Priorities.

So, being sick for 3 days gives you a lot of time to reflect on things. Well, that’s not reeaaally true. I’d already been reflecting on some of this. I think this whole being sick *AGAIN* has just made me think about it more. Yes. I am sick again. So annoyed at myself. I know I should not have pushed my body so far when I was sick the first time and even though I was recovering, I shouldn’t have been stupid and gone out and stuff >.<

I think I’ve just reached that time of the year again, where I question what the point of life is. And I still don’t know what that point is. Sure, I can be content in my job, with my friends, family… all that. I just am not sure if I’m missing something bigger. Is there more to life than what I’m doing now? Will this feeling ever change? I suppose not, and even if I went looking for more, I doubt that I would find it. I doubt that I would find an answer to the ‘meaning’ of life. Something to make me feel more satisfied. I wonder sometimes at whether my job is rewarding - not in monetary terms, but in a ‘contributing to society’ sort of way. I suppose it does. Much of the work we do provides assurance to the investors of the companies we audit. Which is an important function for the market and whatever, but I’m not entirely sure that this actually gives *me* job satisfaction. I dunno. I’ve been questioning it a lot lately, which is strange, because mostly I’ve tended to think of a job as a means to an end, and if I wasn’t particularly happy with my job I wasn’t too worried as I’ve always considered other things to be more important. Like friends, family. Maybe I was wrong about that - and maybe I want more from my job. Perhaps I just haven’t been there long enough to see the real ‘big picture’ just yet.

I think I’ve also come to realise that my priorities have been a bit off since I started working full-time.
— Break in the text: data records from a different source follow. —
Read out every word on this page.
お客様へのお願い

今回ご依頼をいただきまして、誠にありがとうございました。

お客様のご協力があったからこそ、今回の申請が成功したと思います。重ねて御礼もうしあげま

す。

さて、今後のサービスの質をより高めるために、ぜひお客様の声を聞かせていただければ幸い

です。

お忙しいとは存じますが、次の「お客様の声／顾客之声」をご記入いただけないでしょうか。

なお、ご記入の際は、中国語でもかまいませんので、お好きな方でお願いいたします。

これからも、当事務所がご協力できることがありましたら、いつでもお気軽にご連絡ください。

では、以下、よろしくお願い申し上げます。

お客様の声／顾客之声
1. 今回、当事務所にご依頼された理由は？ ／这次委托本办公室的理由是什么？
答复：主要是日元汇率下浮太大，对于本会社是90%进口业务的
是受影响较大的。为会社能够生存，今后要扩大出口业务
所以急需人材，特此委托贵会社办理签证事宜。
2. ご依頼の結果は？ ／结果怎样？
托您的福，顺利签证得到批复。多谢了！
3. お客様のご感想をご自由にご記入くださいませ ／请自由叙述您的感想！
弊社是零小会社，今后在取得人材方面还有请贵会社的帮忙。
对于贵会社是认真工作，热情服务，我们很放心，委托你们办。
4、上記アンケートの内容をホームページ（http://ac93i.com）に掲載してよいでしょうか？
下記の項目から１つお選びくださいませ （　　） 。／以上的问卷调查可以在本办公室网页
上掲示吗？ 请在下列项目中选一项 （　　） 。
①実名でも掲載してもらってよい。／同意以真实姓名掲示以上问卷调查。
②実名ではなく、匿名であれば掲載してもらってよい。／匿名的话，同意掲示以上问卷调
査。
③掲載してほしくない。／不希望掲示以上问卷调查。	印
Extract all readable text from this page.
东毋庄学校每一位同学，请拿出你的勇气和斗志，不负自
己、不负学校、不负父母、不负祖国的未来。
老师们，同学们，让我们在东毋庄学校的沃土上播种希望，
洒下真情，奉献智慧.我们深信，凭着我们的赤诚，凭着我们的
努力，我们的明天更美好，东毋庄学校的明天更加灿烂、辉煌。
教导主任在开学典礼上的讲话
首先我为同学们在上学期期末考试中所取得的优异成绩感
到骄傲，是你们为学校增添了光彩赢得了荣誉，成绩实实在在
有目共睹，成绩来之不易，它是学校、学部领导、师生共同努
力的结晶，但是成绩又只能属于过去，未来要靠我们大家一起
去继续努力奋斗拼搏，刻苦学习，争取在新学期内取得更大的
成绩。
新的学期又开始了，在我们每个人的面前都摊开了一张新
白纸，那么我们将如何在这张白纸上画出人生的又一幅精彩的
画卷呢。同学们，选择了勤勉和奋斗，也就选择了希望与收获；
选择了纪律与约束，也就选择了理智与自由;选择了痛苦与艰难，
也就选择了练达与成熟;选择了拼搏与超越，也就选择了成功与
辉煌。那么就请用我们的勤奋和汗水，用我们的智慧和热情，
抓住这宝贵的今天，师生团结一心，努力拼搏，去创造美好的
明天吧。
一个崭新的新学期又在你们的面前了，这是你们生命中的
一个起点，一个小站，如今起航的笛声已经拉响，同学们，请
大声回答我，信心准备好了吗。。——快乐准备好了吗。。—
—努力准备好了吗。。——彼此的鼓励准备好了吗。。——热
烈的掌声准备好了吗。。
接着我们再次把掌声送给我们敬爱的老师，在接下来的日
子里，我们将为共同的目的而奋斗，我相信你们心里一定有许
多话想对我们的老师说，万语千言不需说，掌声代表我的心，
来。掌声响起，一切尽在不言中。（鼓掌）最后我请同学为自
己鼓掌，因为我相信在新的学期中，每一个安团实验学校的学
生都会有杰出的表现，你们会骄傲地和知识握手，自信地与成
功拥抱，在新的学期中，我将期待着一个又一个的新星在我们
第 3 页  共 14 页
I knew that this job would be hard, I knew that it would demand a lot of my time and I knew that I would have to put a lot of energy into it if I wanted to succeed. I just didn’t think it would be this much. And maybe I didn’t think it would take this much of me. I’m not sure that I’m happy with the way it’s eaten my life. I don’t get to see my friends or my family as much as I would like to. Half the time, I don’t even know what’s going on with my best friend… that’s not the sort of friendship that I want. I come home feeling drained and don’t want to do anything more than sit in front of my computer and zone out. I don’t have the time or energy to pursue the things that I find interesting or want to learn more about. I have no hobbies and no time for band. I’m liking less and less that this is the case because I do not want to be defined by my job. I don’t believe that you should be define by your job, I don’t believe that it should be the only thing in your life. And I suppose I’m the only one that can control that. I guess I just haven’t been. So it’s time for me to re-organise my priorities, to determine what is important to me and what I should put more time towards. It’s time to learn to say no, and it’s time to say I need to be me.